牙仔此刻赤裸着上身,只穿了一条短裤,手臂受伤之处打着绷带,肩膀上挂着一根拇指粗的麻绳,麻绳末端离身体丈许距离上系着一个黑不溜秋的硕大铁球。
他正围着百米见方的池塘一圈接一圈的跑着,豆大的汗珠子伴随着四肢的摆动落在沙地上瞬间没于细沙之下,受伤的小臂因为剧烈的运动逐渐有血迹透过绷带渗出。
靠近西山居的塘边,竖立着几根被风沙侵蚀的木头,木头上方用兽皮和木板相互交错固定搭了个顶子,略显简陋之所,李葫芦却给起了一个“曲水亭”的雅号。
一张桌子、几个木墩,散落在周围大小不同的石锁石担,就是亭子里的所有陈设。

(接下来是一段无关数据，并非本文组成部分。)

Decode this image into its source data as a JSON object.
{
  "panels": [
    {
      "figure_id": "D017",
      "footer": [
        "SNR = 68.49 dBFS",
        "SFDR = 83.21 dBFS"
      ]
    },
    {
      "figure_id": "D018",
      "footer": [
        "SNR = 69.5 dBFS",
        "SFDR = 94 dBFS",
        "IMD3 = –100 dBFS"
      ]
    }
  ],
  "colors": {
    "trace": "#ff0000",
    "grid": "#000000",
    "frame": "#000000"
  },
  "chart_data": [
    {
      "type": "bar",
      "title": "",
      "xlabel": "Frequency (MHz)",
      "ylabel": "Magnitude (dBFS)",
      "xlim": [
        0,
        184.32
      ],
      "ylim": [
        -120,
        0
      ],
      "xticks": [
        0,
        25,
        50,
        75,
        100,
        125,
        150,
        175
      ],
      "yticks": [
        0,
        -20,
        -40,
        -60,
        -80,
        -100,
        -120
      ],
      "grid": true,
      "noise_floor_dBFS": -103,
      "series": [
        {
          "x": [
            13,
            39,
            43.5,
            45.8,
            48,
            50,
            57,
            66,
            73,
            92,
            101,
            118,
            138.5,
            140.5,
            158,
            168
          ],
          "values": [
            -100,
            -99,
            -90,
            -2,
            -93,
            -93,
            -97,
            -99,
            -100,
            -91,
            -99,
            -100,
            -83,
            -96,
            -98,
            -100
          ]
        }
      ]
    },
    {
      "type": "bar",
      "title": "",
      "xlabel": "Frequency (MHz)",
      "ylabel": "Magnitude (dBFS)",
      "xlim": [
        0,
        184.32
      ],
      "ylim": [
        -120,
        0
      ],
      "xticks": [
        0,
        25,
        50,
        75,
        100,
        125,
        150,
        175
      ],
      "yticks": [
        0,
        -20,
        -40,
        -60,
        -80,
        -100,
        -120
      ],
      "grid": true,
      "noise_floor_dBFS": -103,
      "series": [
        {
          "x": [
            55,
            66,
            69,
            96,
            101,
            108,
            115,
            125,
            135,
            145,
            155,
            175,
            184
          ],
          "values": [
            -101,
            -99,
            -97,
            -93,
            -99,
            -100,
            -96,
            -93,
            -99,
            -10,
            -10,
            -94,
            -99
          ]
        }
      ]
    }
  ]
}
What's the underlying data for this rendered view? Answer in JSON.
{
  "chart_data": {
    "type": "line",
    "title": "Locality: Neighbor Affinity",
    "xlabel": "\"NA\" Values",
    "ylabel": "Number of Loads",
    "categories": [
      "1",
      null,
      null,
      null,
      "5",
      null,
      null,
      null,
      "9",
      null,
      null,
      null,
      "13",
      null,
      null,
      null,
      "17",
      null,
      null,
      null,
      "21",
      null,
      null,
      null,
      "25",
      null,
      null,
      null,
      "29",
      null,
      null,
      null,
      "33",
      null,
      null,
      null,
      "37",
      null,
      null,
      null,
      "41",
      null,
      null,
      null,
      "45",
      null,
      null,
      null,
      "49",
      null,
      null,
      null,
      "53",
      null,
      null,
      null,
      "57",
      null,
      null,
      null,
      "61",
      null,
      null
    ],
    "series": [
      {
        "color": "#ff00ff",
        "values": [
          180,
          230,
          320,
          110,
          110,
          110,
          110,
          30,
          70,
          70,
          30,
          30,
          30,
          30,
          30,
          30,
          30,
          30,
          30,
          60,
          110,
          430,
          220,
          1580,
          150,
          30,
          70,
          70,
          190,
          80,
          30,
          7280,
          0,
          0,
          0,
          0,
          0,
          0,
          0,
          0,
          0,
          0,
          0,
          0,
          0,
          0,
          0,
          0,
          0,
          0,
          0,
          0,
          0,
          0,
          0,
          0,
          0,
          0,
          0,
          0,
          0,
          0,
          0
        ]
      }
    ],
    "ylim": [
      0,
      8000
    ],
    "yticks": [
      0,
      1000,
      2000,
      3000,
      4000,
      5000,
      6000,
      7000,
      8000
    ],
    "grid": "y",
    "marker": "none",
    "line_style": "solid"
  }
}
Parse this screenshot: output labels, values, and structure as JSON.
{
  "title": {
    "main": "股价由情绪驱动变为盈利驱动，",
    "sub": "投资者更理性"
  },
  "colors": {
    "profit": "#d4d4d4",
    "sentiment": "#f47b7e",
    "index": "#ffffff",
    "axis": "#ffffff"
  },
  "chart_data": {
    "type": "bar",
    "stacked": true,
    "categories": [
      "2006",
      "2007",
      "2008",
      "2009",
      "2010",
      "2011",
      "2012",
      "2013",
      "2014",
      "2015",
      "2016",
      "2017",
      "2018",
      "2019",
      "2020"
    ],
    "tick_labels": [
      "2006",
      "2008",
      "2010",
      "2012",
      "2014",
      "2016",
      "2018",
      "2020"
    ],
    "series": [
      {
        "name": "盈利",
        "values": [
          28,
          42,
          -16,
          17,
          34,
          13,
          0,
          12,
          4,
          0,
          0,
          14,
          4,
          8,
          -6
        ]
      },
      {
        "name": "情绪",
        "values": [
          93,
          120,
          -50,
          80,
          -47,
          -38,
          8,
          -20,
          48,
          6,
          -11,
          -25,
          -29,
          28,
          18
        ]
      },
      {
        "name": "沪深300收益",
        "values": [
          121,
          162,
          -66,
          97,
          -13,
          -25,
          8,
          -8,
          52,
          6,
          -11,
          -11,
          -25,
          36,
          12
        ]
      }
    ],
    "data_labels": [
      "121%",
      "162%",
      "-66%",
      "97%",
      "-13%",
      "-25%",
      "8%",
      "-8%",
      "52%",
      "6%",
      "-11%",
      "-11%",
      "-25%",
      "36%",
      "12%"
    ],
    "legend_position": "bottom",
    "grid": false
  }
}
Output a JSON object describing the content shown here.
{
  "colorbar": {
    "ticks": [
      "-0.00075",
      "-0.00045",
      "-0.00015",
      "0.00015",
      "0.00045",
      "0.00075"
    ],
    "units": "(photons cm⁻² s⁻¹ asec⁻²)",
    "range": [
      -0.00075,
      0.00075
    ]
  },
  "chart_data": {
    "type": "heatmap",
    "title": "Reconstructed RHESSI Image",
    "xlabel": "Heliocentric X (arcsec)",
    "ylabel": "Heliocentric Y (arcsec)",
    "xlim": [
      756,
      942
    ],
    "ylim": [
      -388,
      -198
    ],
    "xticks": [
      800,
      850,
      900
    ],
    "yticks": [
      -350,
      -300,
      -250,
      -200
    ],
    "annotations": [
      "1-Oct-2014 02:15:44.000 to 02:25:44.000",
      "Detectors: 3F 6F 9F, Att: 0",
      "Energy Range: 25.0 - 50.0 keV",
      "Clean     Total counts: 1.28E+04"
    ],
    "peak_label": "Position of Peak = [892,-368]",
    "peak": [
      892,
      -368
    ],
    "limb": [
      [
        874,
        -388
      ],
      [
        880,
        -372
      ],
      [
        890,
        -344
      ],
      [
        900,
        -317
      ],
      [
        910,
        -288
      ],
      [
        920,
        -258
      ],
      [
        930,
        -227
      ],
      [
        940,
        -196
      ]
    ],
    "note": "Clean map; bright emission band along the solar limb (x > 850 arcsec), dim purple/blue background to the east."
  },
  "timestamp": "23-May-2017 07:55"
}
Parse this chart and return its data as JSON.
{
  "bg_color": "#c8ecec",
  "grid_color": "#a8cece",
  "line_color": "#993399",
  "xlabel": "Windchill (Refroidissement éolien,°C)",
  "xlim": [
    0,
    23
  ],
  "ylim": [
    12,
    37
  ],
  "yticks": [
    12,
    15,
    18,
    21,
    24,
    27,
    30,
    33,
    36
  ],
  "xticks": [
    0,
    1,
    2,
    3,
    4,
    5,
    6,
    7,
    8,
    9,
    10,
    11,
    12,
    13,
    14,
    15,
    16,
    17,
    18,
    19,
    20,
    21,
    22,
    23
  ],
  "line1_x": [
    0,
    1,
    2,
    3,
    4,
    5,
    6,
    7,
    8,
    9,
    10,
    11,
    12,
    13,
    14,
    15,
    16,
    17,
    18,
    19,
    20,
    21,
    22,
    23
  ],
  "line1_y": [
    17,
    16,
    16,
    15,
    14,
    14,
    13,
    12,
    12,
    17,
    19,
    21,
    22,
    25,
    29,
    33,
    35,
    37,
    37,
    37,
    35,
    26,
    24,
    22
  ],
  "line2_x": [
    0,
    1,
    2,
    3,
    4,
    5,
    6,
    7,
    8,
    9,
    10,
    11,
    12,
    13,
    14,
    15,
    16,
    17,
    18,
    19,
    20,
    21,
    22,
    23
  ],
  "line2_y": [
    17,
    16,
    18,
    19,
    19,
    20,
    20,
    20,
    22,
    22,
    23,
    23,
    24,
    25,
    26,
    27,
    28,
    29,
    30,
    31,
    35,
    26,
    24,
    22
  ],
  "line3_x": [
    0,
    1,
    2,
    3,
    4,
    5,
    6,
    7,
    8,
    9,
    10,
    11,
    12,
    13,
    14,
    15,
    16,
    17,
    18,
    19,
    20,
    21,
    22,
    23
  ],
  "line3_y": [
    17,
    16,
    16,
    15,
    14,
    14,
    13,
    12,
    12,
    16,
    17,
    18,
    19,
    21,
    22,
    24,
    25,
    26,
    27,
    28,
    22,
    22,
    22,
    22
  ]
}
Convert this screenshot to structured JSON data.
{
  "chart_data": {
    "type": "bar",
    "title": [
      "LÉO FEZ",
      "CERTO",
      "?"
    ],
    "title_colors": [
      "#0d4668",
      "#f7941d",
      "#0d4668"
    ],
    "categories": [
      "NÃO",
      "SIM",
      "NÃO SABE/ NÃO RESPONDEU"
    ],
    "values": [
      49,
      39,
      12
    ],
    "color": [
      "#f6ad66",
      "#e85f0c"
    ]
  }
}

李葫芦在桌旁正襟危坐,桌上杂乱无章的摆放着几本书籍,他认真地翻看着,不时还在标记着什么。
也不知道过了多久,也不记得跑了多少圈,牙仔依旧在拼命地拖动黑球卖力的跑着,只要不外出狩猎,每日下午他都会做这样的运动,已如吃饭睡觉般成为生活的一部分,他痴迷于此道,沉醉那种在孤独里于自己较劲的感觉。
“你跑的好像只受伤的兔子!”
终于当牙仔跑过曲水亭的时候,李葫芦喊话叫他进入亭内。